Memorial de Homenagem às Pessoas Escravizadas

Este projeto é uma parceria entre a Câmara Municipal de Lisboa (CML) e a Djass – Associação de Afrodescendentes e resulta da apresentação, por parte da associação, de uma proposta de criação em Lisboa de um memorial de homenagem às pessoas escravizadas que foi submetida ao Orçamento Participativo de Lisboa (OP) em 2017, tendo sido anunciado como um dos projetos vencedores numa cerimónia pública que decorreu nos Paços do Concelho em 27/11/2017.

O objetivo principal do memorial é prestar tributo à memória dos milhões de africanas e africanos escravizados por Portugal ao longo da sua História, nomeadamente entre os séculos XV e XIX. Uma homenagem às vítimas e resistentes de ontem e de hoje, que pretende promover o reconhecimento histórico do papel de Portugal na Escravatura e no tráfico de pessoas escravizadas e evocar os legados desse longo período na sociedade portuguesa atual, desde a rica herança cultural africana às formas contemporâneas de opressão e discriminação.

Em fevereiro de 2019 o Presidente da CML comunicou à Djass a sua pretensão de retirar o memorial do âmbito do OP, para que a sua concretização não ficasse condicionada aos limites orçamentais do mesmo. 

Assim, em reunião da CML de 26 de junho de 2019 foi aumentada para 150 mil euros (+ IVA) a dotação orçamental para execução do Memorial e confirmada a criação, numa segunda fase, de um centro interpretativo associado, que permita uma contextualização histórica mais aprofundada do memorial e dos temas relacionados e a realização de eventos ligados a esses temas. A disponibilidade de um edifício para acolher o centro interpretativo junto ao Largo José Saramago, resultou na alteração do local para colocação do memorial, inicialmente proposto para a vizinha Ribeira das Naus.

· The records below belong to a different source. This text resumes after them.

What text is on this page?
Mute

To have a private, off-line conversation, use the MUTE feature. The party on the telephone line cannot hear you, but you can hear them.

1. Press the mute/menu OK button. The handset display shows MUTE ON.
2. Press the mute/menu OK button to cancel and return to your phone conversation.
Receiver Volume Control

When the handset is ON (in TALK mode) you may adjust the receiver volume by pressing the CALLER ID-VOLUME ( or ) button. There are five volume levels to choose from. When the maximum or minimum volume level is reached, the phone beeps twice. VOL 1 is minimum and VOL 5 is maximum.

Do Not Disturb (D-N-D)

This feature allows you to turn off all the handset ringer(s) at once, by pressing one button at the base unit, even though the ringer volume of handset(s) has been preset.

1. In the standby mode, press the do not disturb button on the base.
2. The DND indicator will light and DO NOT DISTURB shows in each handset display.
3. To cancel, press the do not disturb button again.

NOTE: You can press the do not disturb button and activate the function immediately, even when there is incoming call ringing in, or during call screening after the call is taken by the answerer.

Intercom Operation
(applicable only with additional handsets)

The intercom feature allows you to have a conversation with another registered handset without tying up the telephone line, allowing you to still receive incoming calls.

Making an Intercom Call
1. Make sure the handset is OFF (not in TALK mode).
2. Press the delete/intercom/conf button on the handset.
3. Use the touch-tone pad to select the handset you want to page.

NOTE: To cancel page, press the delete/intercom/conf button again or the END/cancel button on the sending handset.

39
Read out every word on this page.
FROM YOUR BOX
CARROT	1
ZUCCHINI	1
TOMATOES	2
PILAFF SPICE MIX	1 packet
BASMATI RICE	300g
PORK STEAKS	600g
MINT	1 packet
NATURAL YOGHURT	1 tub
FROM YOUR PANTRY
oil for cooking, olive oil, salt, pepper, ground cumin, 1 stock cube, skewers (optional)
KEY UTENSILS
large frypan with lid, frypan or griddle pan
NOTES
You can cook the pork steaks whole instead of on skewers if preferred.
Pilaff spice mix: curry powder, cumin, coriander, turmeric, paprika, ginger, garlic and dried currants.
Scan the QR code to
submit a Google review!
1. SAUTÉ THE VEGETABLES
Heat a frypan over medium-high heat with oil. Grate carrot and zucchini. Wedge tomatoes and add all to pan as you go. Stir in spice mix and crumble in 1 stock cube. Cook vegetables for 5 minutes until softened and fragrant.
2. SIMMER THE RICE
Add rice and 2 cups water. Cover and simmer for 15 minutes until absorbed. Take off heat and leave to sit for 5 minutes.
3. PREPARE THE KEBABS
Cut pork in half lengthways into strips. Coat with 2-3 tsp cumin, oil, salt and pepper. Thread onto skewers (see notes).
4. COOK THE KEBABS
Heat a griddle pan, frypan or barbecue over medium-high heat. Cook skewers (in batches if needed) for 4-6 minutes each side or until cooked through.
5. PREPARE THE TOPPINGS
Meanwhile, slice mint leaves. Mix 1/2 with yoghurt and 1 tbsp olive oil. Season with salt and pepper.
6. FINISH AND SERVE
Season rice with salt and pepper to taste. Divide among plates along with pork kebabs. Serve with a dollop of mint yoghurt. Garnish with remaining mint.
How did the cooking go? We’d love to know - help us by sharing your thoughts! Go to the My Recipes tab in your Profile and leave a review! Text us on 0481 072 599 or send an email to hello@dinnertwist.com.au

Em junho, a Djass dirigiu convites a cinco artistas africanas/os e afrodescendentes para apresentação de um projeto para o memorial: António Ole, Rosana Paulino, Grada Kilomba, Jaime Lauriano e Kiluanji Kia Henda. Apenas os três últimos apresentaram uma proposta, que foi submetida a votação num conjunto de seis sessões em diversos locais da Área Metropolitana de Lisboa com significativa presença de pessoas africanas e afrodescendentes.

Durante 2019 foram realizadas as seguintes sessões:

7 de Dezembro de 2019, 17h, Biblioteca Municipal do Vale da Amoreira (Moita), em parceria com Câmara Municipal da Moita;

13 de Dezembro de 2019, 18h30, Faculdade de Ciências Sociais e Humanas da Universidade Nova de Lisboa, em parceria com Núcleo de Estudos Africanos e Lusófonos (sessão especial para a comunidade académica africana e afrodescendente).

As restantes quatro sessões foram programadas para 2020.

Tal como aconteceu em 2018, durante 2019 o memorial foi objeto de uma considerável atenção mediática, tendo sido publicados diversos artigos de jornal e peças radiofónicas e televisivas sobre o mesmo, em órgãos de comunicação social portugueses e estrangeiros.